James Thomson dari Universitas Wisconsin di Madison dan jurnal Cell yang melaporkan hasil penelitian Shinya Yamanaka dari Universitas Kyoto dalam edisi 20 November 2007. Thomson inilah orang pertama yang berhasil mengisolasi dan mengembangkan stem cell babi pada tahun 1996 dan stem cell manusia in vitro tahun 1998.

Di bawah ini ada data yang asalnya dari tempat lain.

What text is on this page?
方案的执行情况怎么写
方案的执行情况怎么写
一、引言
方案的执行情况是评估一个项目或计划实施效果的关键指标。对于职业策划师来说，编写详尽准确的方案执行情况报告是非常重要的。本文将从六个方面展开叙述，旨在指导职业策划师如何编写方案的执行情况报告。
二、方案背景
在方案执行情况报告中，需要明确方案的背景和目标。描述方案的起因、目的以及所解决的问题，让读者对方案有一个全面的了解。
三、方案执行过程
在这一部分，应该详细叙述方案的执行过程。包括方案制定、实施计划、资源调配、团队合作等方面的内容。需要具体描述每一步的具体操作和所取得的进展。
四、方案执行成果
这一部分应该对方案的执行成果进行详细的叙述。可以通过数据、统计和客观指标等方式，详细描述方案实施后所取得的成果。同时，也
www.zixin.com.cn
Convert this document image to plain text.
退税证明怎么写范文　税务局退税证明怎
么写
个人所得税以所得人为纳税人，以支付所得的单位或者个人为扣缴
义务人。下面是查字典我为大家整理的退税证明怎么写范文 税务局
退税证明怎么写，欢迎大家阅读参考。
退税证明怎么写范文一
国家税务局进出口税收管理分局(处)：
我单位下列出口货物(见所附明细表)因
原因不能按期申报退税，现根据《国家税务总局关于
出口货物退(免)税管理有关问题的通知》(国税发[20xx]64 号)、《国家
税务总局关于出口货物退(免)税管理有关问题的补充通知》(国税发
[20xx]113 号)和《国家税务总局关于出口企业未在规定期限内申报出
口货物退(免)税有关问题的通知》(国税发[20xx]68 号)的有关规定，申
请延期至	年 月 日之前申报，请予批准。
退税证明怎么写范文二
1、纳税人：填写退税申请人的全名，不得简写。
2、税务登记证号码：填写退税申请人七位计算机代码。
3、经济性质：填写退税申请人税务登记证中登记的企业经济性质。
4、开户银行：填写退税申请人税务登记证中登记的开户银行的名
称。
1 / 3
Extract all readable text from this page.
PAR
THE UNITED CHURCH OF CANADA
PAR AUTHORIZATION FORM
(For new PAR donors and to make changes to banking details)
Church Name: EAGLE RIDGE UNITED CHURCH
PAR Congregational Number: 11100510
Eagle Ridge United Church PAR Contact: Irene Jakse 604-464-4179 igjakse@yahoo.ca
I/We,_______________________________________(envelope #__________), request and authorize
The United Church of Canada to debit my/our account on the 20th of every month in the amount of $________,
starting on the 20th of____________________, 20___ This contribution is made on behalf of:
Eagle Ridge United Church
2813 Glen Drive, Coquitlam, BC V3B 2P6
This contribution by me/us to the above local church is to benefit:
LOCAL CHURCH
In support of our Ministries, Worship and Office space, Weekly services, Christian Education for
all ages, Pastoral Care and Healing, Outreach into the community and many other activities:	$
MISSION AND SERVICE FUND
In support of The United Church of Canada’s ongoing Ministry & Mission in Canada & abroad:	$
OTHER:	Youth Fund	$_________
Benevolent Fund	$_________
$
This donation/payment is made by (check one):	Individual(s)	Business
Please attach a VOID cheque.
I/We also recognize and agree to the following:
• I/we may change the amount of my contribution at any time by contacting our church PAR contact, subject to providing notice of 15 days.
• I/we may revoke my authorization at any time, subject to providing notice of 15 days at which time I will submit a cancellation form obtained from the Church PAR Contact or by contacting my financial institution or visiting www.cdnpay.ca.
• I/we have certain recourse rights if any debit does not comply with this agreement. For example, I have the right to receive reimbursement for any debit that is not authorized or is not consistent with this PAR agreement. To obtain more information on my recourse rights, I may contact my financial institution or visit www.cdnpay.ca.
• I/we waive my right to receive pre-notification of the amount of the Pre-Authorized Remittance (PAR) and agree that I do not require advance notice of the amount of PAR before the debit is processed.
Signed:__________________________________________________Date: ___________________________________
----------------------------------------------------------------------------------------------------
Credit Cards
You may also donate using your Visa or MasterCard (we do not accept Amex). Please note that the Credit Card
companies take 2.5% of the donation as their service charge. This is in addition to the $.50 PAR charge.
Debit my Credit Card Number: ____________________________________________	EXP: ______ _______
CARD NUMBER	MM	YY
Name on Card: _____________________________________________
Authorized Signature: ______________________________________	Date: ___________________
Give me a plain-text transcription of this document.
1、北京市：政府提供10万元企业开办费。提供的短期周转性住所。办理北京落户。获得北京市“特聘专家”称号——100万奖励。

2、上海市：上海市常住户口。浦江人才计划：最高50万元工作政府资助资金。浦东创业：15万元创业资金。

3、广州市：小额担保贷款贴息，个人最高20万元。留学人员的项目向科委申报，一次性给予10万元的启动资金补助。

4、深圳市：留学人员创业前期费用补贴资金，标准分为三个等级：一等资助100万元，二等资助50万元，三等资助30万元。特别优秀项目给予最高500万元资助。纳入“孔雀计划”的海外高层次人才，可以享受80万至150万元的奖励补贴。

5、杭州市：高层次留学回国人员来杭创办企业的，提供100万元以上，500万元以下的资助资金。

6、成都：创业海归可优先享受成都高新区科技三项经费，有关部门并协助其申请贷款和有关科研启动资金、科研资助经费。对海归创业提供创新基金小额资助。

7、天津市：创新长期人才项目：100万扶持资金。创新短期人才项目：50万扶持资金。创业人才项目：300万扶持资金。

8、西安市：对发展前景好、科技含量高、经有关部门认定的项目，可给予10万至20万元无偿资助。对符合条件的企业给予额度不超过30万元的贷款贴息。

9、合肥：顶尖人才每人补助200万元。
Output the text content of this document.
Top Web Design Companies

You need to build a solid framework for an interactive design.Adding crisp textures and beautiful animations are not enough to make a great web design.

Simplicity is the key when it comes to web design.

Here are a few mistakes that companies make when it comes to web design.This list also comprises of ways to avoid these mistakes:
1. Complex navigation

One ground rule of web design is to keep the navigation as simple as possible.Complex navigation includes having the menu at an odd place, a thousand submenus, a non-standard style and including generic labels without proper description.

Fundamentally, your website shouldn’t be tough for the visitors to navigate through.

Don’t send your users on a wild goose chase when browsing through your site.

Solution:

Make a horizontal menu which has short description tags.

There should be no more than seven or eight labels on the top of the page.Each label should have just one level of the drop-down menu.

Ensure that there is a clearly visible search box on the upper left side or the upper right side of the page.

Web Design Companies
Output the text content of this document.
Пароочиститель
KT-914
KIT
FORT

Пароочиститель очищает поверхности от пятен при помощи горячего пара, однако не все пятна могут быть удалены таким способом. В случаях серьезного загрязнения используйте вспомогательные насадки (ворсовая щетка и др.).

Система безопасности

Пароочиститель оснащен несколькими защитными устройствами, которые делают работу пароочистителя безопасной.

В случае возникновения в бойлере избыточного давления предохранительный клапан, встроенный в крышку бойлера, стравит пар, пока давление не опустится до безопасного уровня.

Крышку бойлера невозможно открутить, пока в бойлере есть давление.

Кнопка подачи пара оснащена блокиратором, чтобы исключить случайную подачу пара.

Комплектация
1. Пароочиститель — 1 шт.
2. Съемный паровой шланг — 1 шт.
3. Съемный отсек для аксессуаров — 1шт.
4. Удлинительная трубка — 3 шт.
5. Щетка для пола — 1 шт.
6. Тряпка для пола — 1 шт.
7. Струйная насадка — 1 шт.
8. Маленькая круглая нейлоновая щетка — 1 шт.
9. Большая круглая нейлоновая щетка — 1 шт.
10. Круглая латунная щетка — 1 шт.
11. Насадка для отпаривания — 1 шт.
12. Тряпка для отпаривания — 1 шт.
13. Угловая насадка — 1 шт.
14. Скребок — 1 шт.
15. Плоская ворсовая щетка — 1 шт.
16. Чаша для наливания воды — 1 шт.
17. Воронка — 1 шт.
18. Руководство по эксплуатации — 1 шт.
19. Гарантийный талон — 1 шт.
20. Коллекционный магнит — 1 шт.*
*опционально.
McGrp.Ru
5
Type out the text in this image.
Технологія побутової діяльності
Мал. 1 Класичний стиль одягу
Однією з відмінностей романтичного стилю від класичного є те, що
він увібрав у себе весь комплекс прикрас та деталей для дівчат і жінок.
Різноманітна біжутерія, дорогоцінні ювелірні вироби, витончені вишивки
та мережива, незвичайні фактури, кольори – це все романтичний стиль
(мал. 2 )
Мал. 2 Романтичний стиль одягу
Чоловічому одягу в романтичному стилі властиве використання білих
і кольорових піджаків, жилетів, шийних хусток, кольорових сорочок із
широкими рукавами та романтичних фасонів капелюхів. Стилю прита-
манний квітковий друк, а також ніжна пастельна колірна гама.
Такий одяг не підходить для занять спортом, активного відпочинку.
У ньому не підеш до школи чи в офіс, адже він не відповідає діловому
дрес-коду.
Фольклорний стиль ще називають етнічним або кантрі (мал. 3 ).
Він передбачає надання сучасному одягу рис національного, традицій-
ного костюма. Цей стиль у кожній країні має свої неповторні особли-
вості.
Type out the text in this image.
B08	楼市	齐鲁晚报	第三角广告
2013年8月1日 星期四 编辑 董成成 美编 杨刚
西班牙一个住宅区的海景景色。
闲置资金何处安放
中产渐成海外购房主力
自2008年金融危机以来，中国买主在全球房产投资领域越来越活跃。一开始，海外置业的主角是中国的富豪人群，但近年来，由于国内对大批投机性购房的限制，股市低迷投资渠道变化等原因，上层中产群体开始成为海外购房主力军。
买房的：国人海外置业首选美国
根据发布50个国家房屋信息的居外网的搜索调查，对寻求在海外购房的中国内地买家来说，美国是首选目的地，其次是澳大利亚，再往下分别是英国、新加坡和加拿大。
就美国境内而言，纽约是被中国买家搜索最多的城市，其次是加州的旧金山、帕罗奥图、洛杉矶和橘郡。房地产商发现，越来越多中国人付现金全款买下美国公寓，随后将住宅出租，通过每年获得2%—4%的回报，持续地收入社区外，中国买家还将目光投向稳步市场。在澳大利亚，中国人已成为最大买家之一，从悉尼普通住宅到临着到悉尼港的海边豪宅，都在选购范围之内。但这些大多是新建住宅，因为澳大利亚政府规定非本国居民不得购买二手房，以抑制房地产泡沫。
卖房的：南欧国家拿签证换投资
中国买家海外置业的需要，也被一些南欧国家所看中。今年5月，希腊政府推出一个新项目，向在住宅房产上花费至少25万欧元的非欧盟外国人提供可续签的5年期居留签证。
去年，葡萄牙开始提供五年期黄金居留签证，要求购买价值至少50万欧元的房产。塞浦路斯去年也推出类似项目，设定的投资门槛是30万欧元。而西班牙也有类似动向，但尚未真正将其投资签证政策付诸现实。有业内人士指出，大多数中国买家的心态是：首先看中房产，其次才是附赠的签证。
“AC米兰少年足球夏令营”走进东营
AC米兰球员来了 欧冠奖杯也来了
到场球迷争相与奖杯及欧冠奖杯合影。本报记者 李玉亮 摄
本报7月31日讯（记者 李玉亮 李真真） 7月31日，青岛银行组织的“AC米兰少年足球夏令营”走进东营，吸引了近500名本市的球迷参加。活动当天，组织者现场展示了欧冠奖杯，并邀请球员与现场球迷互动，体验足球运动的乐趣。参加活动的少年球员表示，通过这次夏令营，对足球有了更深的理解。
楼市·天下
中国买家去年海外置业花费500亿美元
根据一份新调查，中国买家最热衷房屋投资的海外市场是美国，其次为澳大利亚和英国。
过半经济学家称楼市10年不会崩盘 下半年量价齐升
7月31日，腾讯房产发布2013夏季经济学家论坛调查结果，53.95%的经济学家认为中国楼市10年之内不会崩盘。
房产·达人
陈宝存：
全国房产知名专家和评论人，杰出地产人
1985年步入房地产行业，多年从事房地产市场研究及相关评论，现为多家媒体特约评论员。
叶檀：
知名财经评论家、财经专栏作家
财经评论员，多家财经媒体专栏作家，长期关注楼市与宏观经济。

Penemuan ini sangat spektakuler dilihat dari pelbagai asperknya, khususnya dari aspek etikanya, karena tidak menimbulkan debat etika dari pelbagai sudut pandang, baik agama maupun humanisme.

Apa persis yang dibuat oleh Thomson dan Yamanaka? Secara singkat mereka bisa membuat sel-sel kulit menjadi stem cell yang mempunyai karakter seperti embryonic stem cell tanpa harus melakukan cloning. Kedua tim itu sama-sama memakai empat jenis gen yang dimasukkan ke dalam sel kulit tetapi jenisnya ada yang berbeda. Yamanaka memakai OCT3/4, SOX2, KLF4 dan c-MYC, sedangkan Thomson memakai OCT4, SOX2, NANOG dan LIN28.

Yamanaka memakai sel kulit dari seorang perempuan berumur 36 tahun sedangkan Thomson memakai sel kulit dari bayi yang baru lahir.

Mereka mengubah sel kulit yang biasa menjadi apa yang mereka sebut sebagai induced pluripotent stem cell (IPS) yang berkarakter seperti embryonic stem cell.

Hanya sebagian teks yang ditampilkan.